SME financing is key driver of growth: ING Vysya

ING Vysya's Managing Director and CEO Shailendra Bhandari talks about what his priorities for the bank are and how the bank's strategy of focusing on a few key areas is helping growth

Sourav Majumdar April 04, 2013 12:45:16 IST
SME financing is key driver of growth: ING Vysya

ING Vysya Bank was formed as a result of the 2002 acquisition of an equity stake in the Indian Vysya Bank by the Dutch financial conglomerate ING Group. This merger was the first between between an Indian bank and a foreign bank. Today, ING Vysya has over 532 branches across the country and strong retail, private and wholesale banking portfolios, with over 20 lakh customers.

ING Vysya's Managing Director and CEO Shailendra Bhandari tells Sourav Majumdar what his priorities for the bank are and how the bank's strategy of focusing on a few key areas is helping growth. Excerpts:

Q: You have been credited with scripting a smart turnaround for ING Vysya when it was largely seen as directionless. What are the few key things which led to this?

A: Well, while the bank was growing at a somewhat slower pace than competition due largely to consolidation issues, I wouldn't say this was directionless. Having said that, we have managed to leverage some of the unique advantages that the bank has, in terms of being part of a large international business i.e., the ING Group. We have seen some good synergies, especially on the wholesale banking business. Small and Medium Enterprises (SME) financing is another key driver of growth and we have developed a highly successful model in that segment with growth at close to 30 percent per annum, and gross NPA of less than 0.5 percent.

SME financing is key driver of growth ING Vysya

ING Vysya's Managing Director and CEO Shailendra Bhandari

Q: You have earlier said you don't lend to some risky sectors. Could you elaborate on your lending and risk strategy?

A: What I meant here was that we do not want to lend to those sectors where we don't have expertise and without clearly understanding inherent risks that some of these sectors might have; so as an example, we don't normally do long term project finance, as we feel that we neither have the ability to assess the risk of a 'greenfield project', nor the ability to hedge the funding and associated risks.

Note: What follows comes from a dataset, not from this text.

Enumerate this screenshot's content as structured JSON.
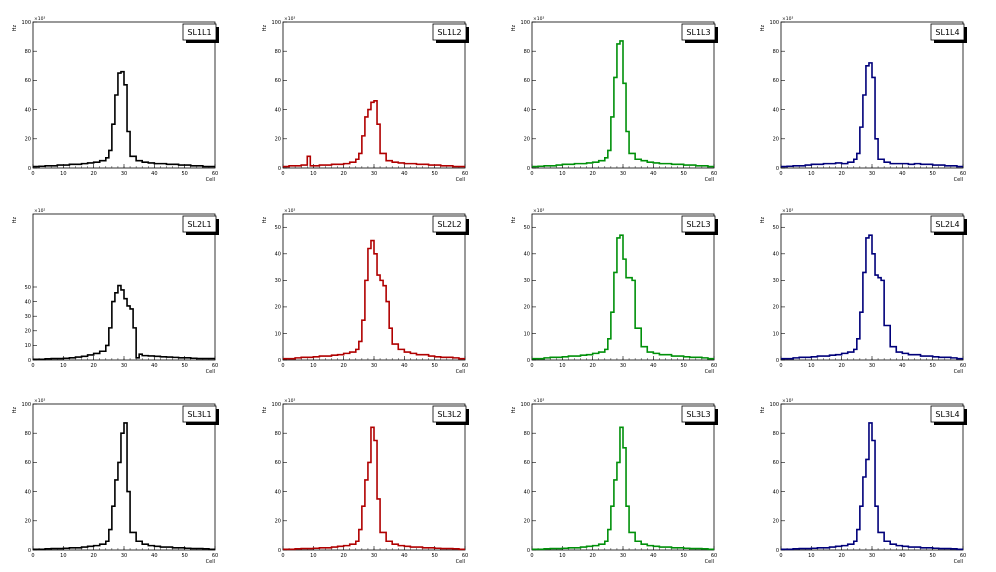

Q: What, in your view, is ING Vysya's key differentiator in this rather commoditised world of banking in India today?

A: We're one of the very few banks which increased our focus to larger corporates and it has helped maintain portfolio quality, since mid-sized companies have been going through a tough time. Similarly, our understanding of the other end of the corporate business, SME lending, is a major strength. Lastly, we are unique in being the only Indian private sector bank which is also part of a major international financial group. This brings certain obvious synergies, as also access to new products, to best practices in terms of systems and controls, and of course extremely high standards of corporate governance.

Q: The RBI is likely to allow some more new banks to enter the sector. How are you preparing for the new competition which is about to come in?

A: We are reasonably small and nimble players in the banking space, and we have certain unique advantages. Competition is a necessary outcome of liberalization and opening up of the economy, and as such will be beneficial for all of us in the long run.

Q: As a banker, what is your view on the future of Indian enterprise and entrepreneurs? There's a lot of debate around how the Indian scenario is not conducive to entrepreneurship.

A: On a general note I do believe that Indian entrepreneurs have done fairly well over the last ten years. You only have to look at the information technology space to come up with numerous examples. Having said that, there has been, of late, an increasing sense of frustration with the cumbersome processes and the administrative difficulties that come in the way of starting or in growing a business. To that extent, perhaps some of the negative signals from the rating agencies have come at an opportune time, as we have clearly seen a dramatic shift over the last few months, especially from the Finance Ministry. My sense is that while this will take time to fully put right, the Government seems to be quite serious about fixing this.

Q: What is your plan for expansion and growth for 2013 and the next few years? New products, branch expansion, other new opportunities?

A: We take pride in targeting an 'above industry growth rate' which we are committed to achieving with better quality than the industry. We have an ongoing plan for opening new branches, and are likely to open 40 to 50 branches over the next year or so. Keep in mind that we already have a fairly extensive network with 532 branches as of December.

Q: There has been a lot of talk about the growth-inflation dynamic and the differences between the Finance Ministry and RBI on the issue. As a banker, what is your view on this, now that the Budget is over and growth is seriously slowing?

A: The RBI has the difficult task of supporting growth, while avoiding stoking inflation. The consensus view among analysts seems to be for an easing of 50-75 basis points over the next year. Industry seems to prefer perhaps twice that, i.e. 150 basis points. My sense is that, while 150 bps looks unlikely, the RBI will reassess towards the latter part of the year, and we might see something in between if growth has not started to recover by then.

Q: Are you looking at any opportunities for consolidation and inorganic growth?

A: I believe we can still leverage growth opportunities internally, especially if you look at our branch network. While we're always happy to look at opportunities, it's probably not our top priority right now.